Serve these Parmesan-dusted Baked Eggplant Fries with our zesty Rémoulade Sauce.
Baked Eggplant Fries
MAKES 8 SERVINGS
Ingredients
- 2 medium eggplants, peeled
- 2½ teaspoons kosher salt, divided
- ¾ cup all-purpose flour
- 5 large eggs, lightly beaten
- 2 cups panko (Japanese bread crumbs)
- 1 cup grated Parmesan cheese
- 2 teaspoons garlic powder
- 2 teaspoons Italian seasoning
- 1 teaspoon ground black pepper
- Rémoulade Sauce (recipe follows)
Instructions
- Cut eggplant into 4×½-inch fries. Place on a paper towel-lined baking sheet and sprinkle with ½ teaspoon salt. Let stand for 20 minutes.
- Preheat oven to 425°. Place a wire rack on a rimmed baking sheet. Spray well with cooking spray.

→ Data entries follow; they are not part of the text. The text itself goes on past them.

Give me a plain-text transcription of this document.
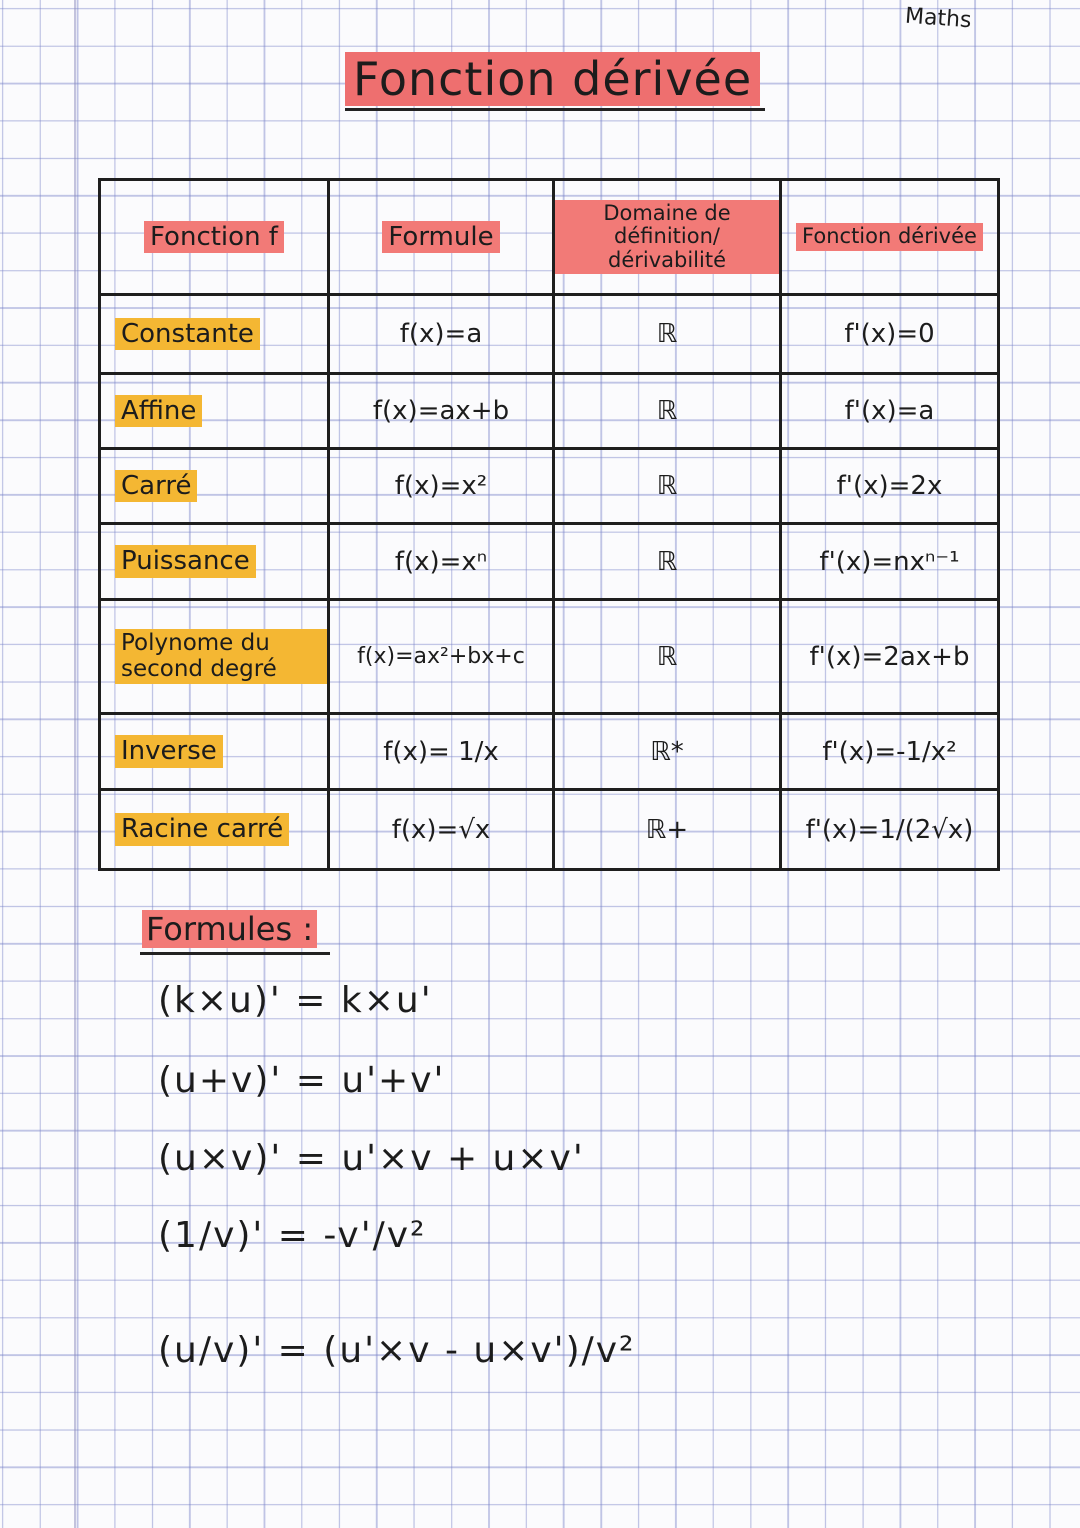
Maths
Fonction dérivée
Fonction f	Formule	Domaine de définition/ dérivabilité	Fonction dérivée
Constante	f(x)=a	ℝ	f'(x)=0
Affine	f(x)=ax+b	ℝ	f'(x)=a
Carré	f(x)=x²	ℝ	f'(x)=2x
Puissance	f(x)=xⁿ	ℝ	f'(x)=nxⁿ⁻¹
Polynome du second degré	f(x)=ax²+bx+c	ℝ	f'(x)=2ax+b
Inverse	f(x)= 1/x	ℝ*	f'(x)=-1/x²
Racine carré	f(x)=√x	ℝ+	f'(x)=1/(2√x)
Formules :
(k×u)' = k×u'
(u+v)' = u'+v'
(u×v)' = u'×v + u×v'
(1/v)' = -v'/v²
(u/v)' = (u'×v - u×v')/v²
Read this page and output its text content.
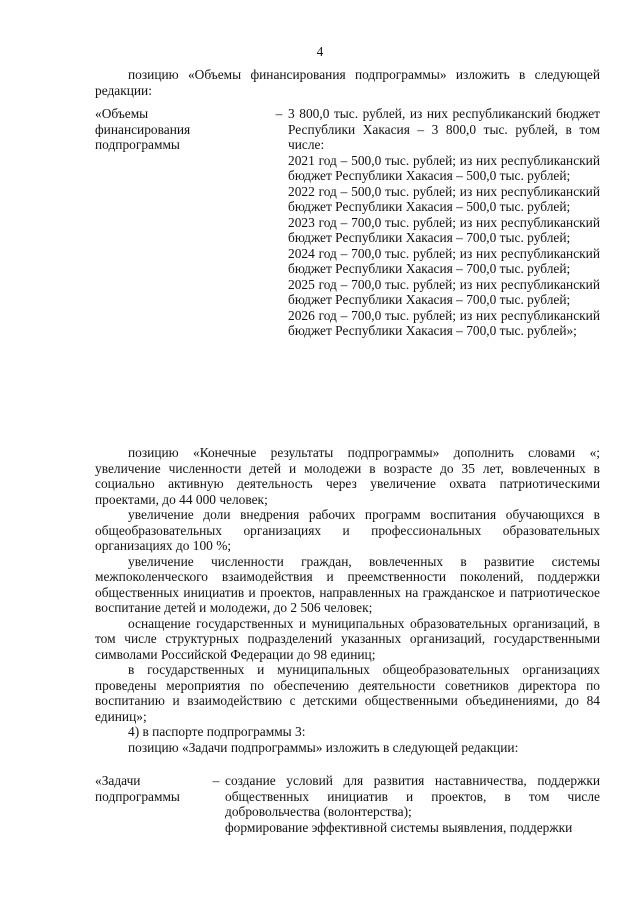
4

позицию «Объемы финансирования подпрограммы» изложить в следующей редакции:

«Объемы
финансирования
подпрограммы
– 3 800,0 тыс. рублей, из них республиканский бюджет Республики Хакасия – 3 800,0 тыс. рублей, в том числе:

2021 год – 500,0 тыс. рублей; из них республиканский бюджет Республики Хакасия – 500,0 тыс. рублей;

2022 год – 500,0 тыс. рублей; из них республиканский бюджет Республики Хакасия – 500,0 тыс. рублей;

2023 год – 700,0 тыс. рублей; из них республиканский бюджет Республики Хакасия – 700,0 тыс. рублей;

2024 год – 700,0 тыс. рублей; из них республиканский бюджет Республики Хакасия – 700,0 тыс. рублей;

2025 год – 700,0 тыс. рублей; из них республиканский бюджет Республики Хакасия – 700,0 тыс. рублей;

2026 год – 700,0 тыс. рублей; из них республиканский бюджет Республики Хакасия – 700,0 тыс. рублей»;

позицию «Конечные результаты подпрограммы» дополнить словами «; увеличение численности детей и молодежи в возрасте до 35 лет, вовлеченных в социально активную деятельность через увеличение охвата патриотическими проектами, до 44 000 человек;

увеличение доли внедрения рабочих программ воспитания обучающихся в общеобразовательных организациях и профессиональных образовательных организациях до 100 %;

увеличение численности граждан, вовлеченных в развитие системы межпоколенческого взаимодействия и преемственности поколений, поддержки общественных инициатив и проектов, направленных на гражданское и патриотическое воспитание детей и молодежи, до 2 506 человек;

оснащение государственных и муниципальных образовательных организаций, в том числе структурных подразделений указанных организаций, государственными символами Российской Федерации до 98 единиц;

в государственных и муниципальных общеобразовательных организациях проведены мероприятия по обеспечению деятельности советников директора по воспитанию и взаимодействию с детскими общественными объединениями, до 84 единиц»;

4) в паспорте подпрограммы 3:

позицию «Задачи подпрограммы» изложить в следующей редакции:

«Задачи
подпрограммы
– создание условий для развития наставничества, поддержки общественных инициатив и проектов, в том числе добровольчества (волонтерства);

формирование эффективной системы выявления, поддержки
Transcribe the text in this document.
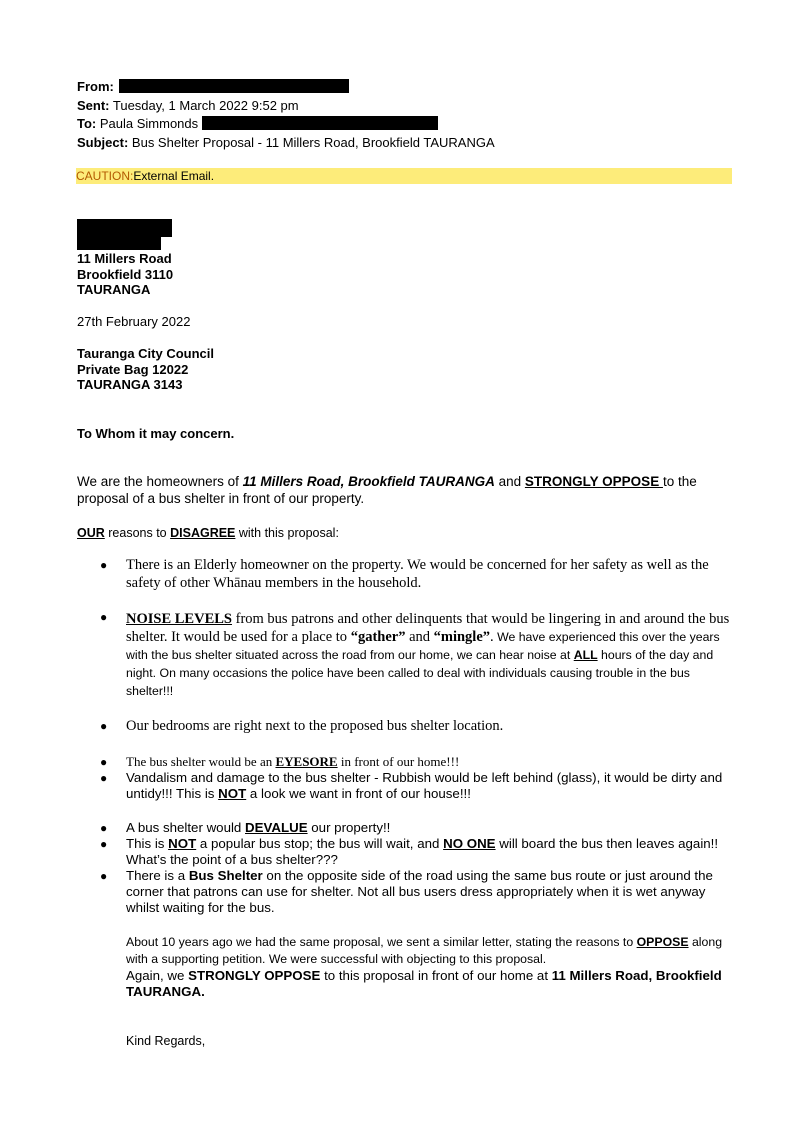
From:
Sent: Tuesday, 1 March 2022 9:52 pm
To: Paula Simmonds
Subject: Bus Shelter Proposal - 11 Millers Road, Brookfield TAURANGA
CAUTION:External Email.
11 Millers Road
Brookfield 3110
TAURANGA
27th February 2022
Tauranga City Council
Private Bag 12022
TAURANGA 3143
To Whom it may concern.
We are the homeowners of 11 Millers Road, Brookfield TAURANGA and STRONGLY OPPOSE to the proposal of a bus shelter in front of our property.
OUR reasons to DISAGREE with this proposal:
● There is an Elderly homeowner on the property. We would be concerned for her safety as well as the safety of other Whānau members in the household.
● NOISE LEVELS from bus patrons and other delinquents that would be lingering in and around the bus shelter. It would be used for a place to “gather” and “mingle”. We have experienced this over the years with the bus shelter situated across the road from our home, we can hear noise at ALL hours of the day and night. On many occasions the police have been called to deal with individuals causing trouble in the bus shelter!!!
● Our bedrooms are right next to the proposed bus shelter location.
● The bus shelter would be an EYESORE in front of our home!!!
● Vandalism and damage to the bus shelter - Rubbish would be left behind (glass), it would be dirty and untidy!!! This is NOT a look we want in front of our house!!!
● A bus shelter would DEVALUE our property!!
● This is NOT a popular bus stop; the bus will wait, and NO ONE will board the bus then leaves again!! What’s the point of a bus shelter???
● There is a Bus Shelter on the opposite side of the road using the same bus route or just around the corner that patrons can use for shelter. Not all bus users dress appropriately when it is wet anyway whilst waiting for the bus.
About 10 years ago we had the same proposal, we sent a similar letter, stating the reasons to OPPOSE along with a supporting petition. We were successful with objecting to this proposal.
Again, we STRONGLY OPPOSE to this proposal in front of our home at 11 Millers Road, Brookfield TAURANGA.
Kind Regards,
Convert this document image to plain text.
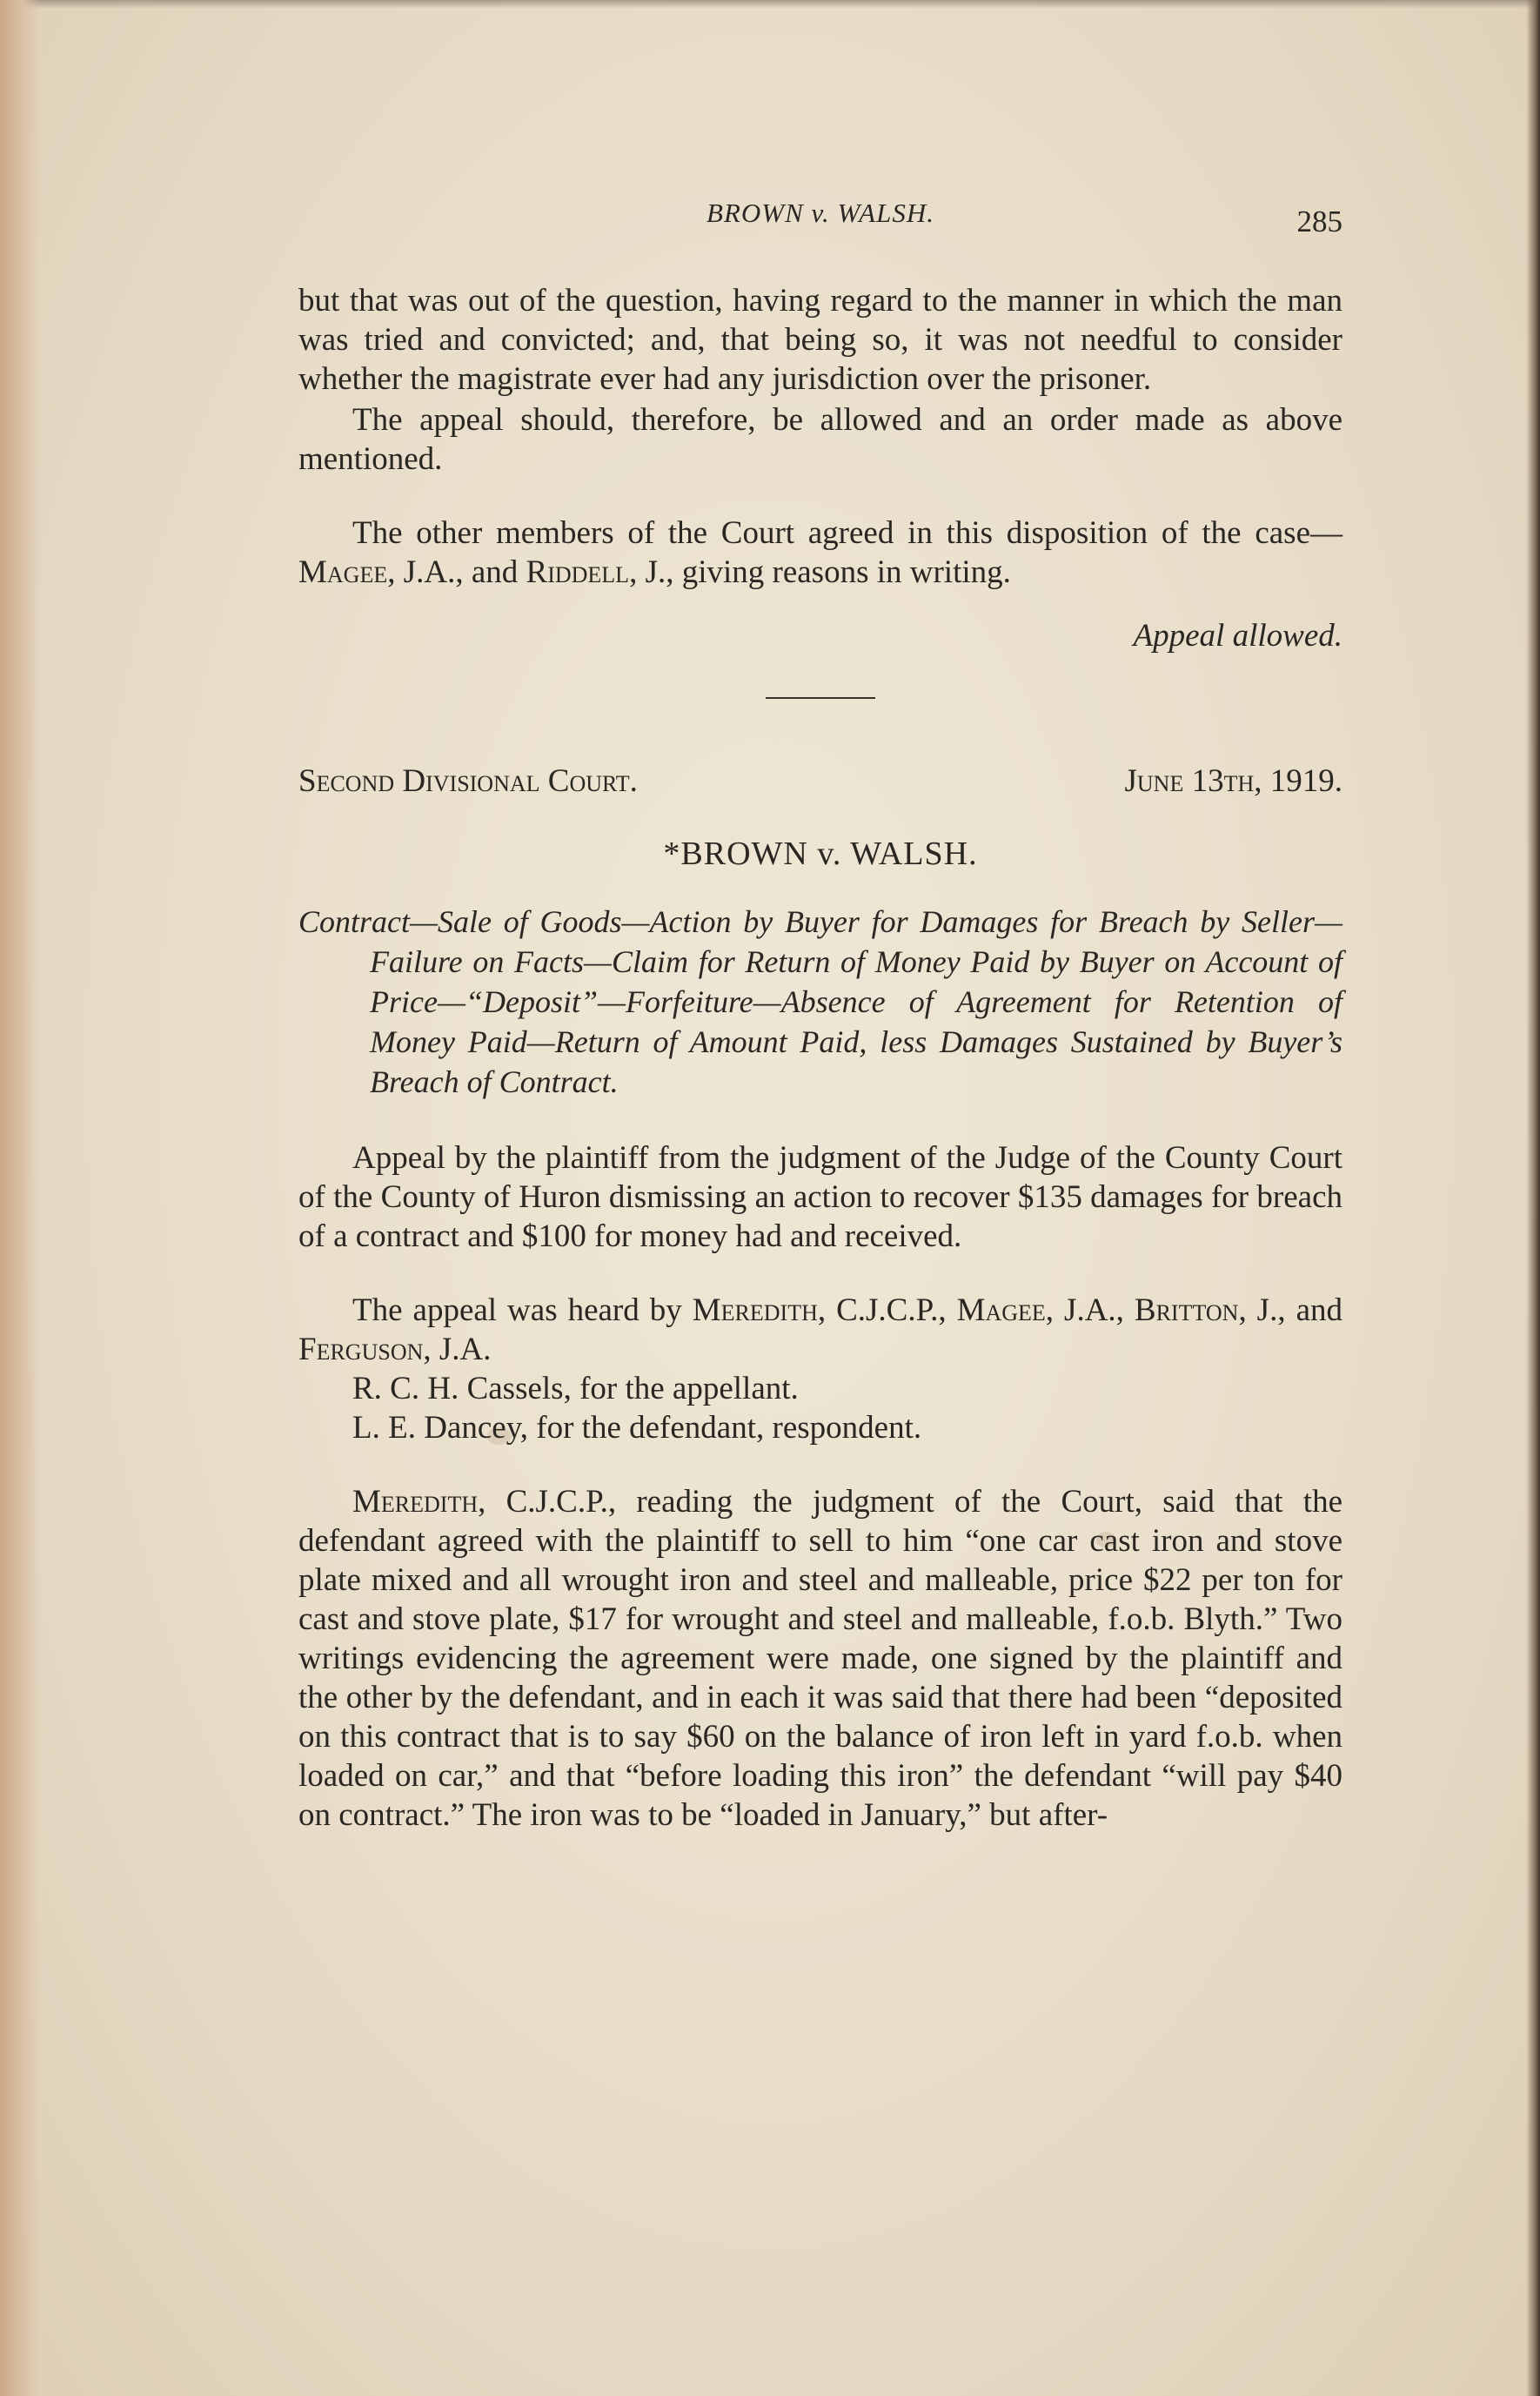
BROWN v. WALSH.	285

but that was out of the question, having regard to the manner in which the man was tried and convicted; and, that being so, it was not needful to consider whether the magistrate ever had any jurisdiction over the prisoner.

The appeal should, therefore, be allowed and an order made as above mentioned.

The other members of the Court agreed in this disposition of the case—Magee, J.A., and Riddell, J., giving reasons in writing.

Appeal allowed.
Second Divisional Court.	June 13th, 1919.
*BROWN v. WALSH.
Contract—Sale of Goods—Action by Buyer for Damages for Breach by Seller—Failure on Facts—Claim for Return of Money Paid by Buyer on Account of Price—“Deposit”—Forfeiture—Absence of Agreement for Retention of Money Paid—Return of Amount Paid, less Damages Sustained by Buyer’s Breach of Contract.

Appeal by the plaintiff from the judgment of the Judge of the County Court of the County of Huron dismissing an action to recover $135 damages for breach of a contract and $100 for money had and received.

The appeal was heard by Meredith, C.J.C.P., Magee, J.A., Britton, J., and Ferguson, J.A.

R. C. H. Cassels, for the appellant.

L. E. Dancey, for the defendant, respondent.

Meredith, C.J.C.P., reading the judgment of the Court, said that the defendant agreed with the plaintiff to sell to him “one car cast iron and stove plate mixed and all wrought iron and steel and malleable, price $22 per ton for cast and stove plate, $17 for wrought and steel and malleable, f.o.b. Blyth.” Two writings evidencing the agreement were made, one signed by the plaintiff and the other by the defendant, and in each it was said that there had been “deposited on this contract that is to say $60 on the balance of iron left in yard f.o.b. when loaded on car,” and that “before loading this iron” the defendant “will pay $40 on contract.” The iron was to be “loaded in January,” but after-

- Place flour in a shallow bowl. In a separate shallow bowl, place eggs. In a third bowl, stir together bread crumbs, Parmesan, garlic powder, Italian seasoning, pepper, and remaining 2 teaspoons salt.
- Pat eggplant dry. Then, working in batches, dredge eggplant in flour, tapping off excess. Dip in egg, letting excess drip off. Then, dredge in bread crumb mixture. Place on wire rack but not touching. Repeat with remaining eggplant.
- Bake until tops are golden brown, about 10 minutes. Using tongs, turn fries; bake until golden, 5 minutes more. Serve hot with Rémoulade Sauce.
Rémoulade Sauce
MAKES 1 CUP
Ingredients
- 1 cup mayonnaise
- 1 tablespoon Dijon mustard
- 1 tablespoon chopped fresh parsley
- 1 teaspoon fresh lemon juice
- 1 teaspoon Worcestershire sauce
- ¼ teaspoon garlic powder
- ¼ teaspoon kosher salt
- ¼ teaspoon paprika
- ¼ teaspoon ground black pepper
- Garnish: fresh chives, paprika
Instructions
- In a medium bowl, whisk together mayonnaise, mustard, parsley, lemon juice, Worcestershire, garlic powder, salt, paprika, and pepper. Cover and refrigerate until ready to serve. Garnish with chives and paprika, if desired.